As a dimensionless physical quantity that characterizes the sensitivity of flame propagation to local stretch, the L_b of burned mixtures is one of the important parameters in the study of fuel combustion characteristics. Based on previous research, a positive L_b indicates that the flame decelerates as the stretch rate increases, which tends to propagate in a relatively stable state, whereas a negative L_b means that the flame accelerates as the stretch rate increases, leading to relatively unstable propagation and distortion [22]. Both experimental and simulated investigations have been conducted to acquire the L_b of HC and its oxygen-containing components as well as its binary and ternary mixtures [23], [24], [25]. As depicted in Figure 5, the L_b of iso-octane/n‑butanol–air flames reaches its minimum value at the equivalence ratio of 1.3, indicating the most unstable flame propagation at this point. It is evident that n-butanol addition promotes the flame instability of iso-octane/n‑butanol–air flames since L_b decreases as the mixing ratio increases.
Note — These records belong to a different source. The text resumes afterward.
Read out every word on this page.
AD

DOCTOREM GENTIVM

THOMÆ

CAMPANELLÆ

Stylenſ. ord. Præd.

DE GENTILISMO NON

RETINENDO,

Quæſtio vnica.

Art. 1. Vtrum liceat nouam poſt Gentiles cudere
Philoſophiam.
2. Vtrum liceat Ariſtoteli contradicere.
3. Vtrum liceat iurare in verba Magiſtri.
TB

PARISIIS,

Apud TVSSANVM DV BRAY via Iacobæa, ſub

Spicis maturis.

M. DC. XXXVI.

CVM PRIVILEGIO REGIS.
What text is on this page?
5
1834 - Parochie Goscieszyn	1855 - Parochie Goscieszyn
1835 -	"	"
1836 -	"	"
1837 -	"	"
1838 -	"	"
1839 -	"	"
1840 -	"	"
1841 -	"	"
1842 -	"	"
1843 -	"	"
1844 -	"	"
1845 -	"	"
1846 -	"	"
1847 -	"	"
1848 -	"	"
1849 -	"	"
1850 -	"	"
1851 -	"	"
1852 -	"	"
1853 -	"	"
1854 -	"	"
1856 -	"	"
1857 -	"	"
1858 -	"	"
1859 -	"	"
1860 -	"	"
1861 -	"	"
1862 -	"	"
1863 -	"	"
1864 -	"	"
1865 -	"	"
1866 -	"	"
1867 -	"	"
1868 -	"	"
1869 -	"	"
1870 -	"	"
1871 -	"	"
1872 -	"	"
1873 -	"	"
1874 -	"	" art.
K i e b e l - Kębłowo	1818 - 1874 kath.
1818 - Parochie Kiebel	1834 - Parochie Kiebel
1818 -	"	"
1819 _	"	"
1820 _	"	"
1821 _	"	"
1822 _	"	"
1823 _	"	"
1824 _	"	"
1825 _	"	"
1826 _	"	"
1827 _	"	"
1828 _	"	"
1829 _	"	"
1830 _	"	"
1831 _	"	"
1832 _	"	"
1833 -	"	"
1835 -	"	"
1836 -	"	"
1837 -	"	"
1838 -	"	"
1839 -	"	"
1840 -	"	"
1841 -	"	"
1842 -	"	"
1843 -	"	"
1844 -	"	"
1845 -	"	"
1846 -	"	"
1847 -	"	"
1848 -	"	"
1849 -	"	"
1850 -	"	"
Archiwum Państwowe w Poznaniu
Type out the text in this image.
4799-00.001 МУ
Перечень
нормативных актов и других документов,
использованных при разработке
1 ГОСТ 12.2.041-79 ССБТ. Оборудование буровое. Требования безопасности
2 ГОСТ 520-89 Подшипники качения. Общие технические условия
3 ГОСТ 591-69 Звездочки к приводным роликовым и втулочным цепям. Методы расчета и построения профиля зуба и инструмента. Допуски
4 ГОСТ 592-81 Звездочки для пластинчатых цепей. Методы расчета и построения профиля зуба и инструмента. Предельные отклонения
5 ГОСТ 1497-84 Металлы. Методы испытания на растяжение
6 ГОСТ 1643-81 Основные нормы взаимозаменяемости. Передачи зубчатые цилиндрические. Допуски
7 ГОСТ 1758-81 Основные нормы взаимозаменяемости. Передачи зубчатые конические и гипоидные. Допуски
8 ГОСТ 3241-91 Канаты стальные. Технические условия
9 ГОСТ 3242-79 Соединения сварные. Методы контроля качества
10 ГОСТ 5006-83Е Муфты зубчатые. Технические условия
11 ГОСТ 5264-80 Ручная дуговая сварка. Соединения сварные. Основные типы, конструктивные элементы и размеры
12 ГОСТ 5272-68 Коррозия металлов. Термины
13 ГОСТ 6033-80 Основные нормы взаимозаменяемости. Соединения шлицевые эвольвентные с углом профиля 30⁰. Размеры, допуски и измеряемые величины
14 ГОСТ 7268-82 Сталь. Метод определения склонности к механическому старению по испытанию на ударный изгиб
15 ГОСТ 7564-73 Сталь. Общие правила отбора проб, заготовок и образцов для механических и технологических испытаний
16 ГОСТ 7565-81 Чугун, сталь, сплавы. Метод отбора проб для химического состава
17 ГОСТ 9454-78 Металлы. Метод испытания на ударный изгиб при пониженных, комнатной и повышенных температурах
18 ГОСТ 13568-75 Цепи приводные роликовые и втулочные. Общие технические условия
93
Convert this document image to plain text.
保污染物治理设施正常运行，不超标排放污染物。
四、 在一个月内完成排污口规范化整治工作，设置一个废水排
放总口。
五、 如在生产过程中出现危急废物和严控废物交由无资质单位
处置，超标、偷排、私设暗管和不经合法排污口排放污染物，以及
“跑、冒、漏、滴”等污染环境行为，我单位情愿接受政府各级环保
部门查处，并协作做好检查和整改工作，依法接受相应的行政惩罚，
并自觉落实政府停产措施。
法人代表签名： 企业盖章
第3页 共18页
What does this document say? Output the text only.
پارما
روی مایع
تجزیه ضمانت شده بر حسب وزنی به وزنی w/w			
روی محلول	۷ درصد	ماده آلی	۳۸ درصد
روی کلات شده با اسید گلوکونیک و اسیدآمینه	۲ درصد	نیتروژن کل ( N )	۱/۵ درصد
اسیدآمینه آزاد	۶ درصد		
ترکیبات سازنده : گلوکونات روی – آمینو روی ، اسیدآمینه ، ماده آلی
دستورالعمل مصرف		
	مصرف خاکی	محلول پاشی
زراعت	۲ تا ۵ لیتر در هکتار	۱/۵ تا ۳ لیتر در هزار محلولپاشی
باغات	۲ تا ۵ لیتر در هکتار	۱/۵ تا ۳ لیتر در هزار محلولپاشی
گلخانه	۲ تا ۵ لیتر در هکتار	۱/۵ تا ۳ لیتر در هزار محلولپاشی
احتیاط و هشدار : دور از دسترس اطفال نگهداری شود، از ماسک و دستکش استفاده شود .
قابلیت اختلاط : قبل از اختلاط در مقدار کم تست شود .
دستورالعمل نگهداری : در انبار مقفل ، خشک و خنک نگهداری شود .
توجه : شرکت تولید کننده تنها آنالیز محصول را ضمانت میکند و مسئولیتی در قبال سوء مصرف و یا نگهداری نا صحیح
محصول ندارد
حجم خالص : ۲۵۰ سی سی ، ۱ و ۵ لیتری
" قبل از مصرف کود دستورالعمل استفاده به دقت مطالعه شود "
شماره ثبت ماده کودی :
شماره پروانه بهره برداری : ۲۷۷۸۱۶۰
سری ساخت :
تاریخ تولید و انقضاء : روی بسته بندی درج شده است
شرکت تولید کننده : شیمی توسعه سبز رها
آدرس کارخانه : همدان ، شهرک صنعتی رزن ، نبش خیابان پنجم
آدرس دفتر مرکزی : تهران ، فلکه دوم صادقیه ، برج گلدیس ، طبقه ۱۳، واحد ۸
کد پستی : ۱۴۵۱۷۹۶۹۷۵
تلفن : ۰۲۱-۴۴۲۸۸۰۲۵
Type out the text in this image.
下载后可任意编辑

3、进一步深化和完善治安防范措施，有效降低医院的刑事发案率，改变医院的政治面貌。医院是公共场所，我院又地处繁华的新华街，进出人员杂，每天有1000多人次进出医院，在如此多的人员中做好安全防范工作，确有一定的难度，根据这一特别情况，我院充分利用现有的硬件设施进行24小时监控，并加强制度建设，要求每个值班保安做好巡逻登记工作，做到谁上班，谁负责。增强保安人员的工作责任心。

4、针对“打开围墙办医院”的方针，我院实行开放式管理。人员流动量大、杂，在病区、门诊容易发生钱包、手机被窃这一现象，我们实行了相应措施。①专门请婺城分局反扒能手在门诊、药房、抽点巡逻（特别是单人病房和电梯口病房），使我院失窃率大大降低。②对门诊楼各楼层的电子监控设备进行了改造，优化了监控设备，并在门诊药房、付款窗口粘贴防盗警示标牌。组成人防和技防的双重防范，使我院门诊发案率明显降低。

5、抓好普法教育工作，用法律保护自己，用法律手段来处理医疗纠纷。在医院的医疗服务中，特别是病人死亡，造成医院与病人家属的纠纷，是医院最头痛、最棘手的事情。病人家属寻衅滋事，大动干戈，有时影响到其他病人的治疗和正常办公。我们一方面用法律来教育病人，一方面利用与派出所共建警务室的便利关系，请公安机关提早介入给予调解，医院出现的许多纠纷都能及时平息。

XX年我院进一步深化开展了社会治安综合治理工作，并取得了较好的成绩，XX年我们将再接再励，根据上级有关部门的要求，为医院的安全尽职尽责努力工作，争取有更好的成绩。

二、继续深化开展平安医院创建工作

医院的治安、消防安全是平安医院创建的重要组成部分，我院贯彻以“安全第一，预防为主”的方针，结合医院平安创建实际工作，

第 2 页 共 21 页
According to a previous study of Law [26], there are three types of cellular instability in spherical flames: buoyant instability, diffusive-thermal instability and hydrodynamic instability. As buoyant instability has been revealed to be remarkable only when the LBV is less than 10 cm/s [27], this type of instability was ignored because the lowest LBV in this study was 21.8 cm/s for iso-octane–air flames at the equivalence ratio of 1.5.

Lewis number (L_e), as a parameter indicating the competition between heat conduction and reactant diffusion, can be used to characterize the diffusive-thermal instability of a flame. Due to the different diffusivities of various components in the mixture, the initial planar flame is disturbed into an alternately concave-convex flame propagating toward the unburned side. For flames with a L_e greater than 1 (L_e > 1), combustion intensifies at the concave parts and weakens at the convex parts, which tends to smooth out the wrinkles. Conversely, for flames with L_e < 1, the degree of wrinkling intensifies accordingly, leading to flame instability. Figure 6 illustrates the effective Lewis number (Le_eff) of iso-octane/n‑butanol–air flames. Obviously, the Le_eff decreases monotonically with the increase of equivalence ratio, suggesting that the flames of rich mixtures are more significantly affected by thermal-diffusive instability than those of lean mixtures. For the same equivalence ratio, the addition of n-butanol causes the flame to be more unstable with lower Le_eff.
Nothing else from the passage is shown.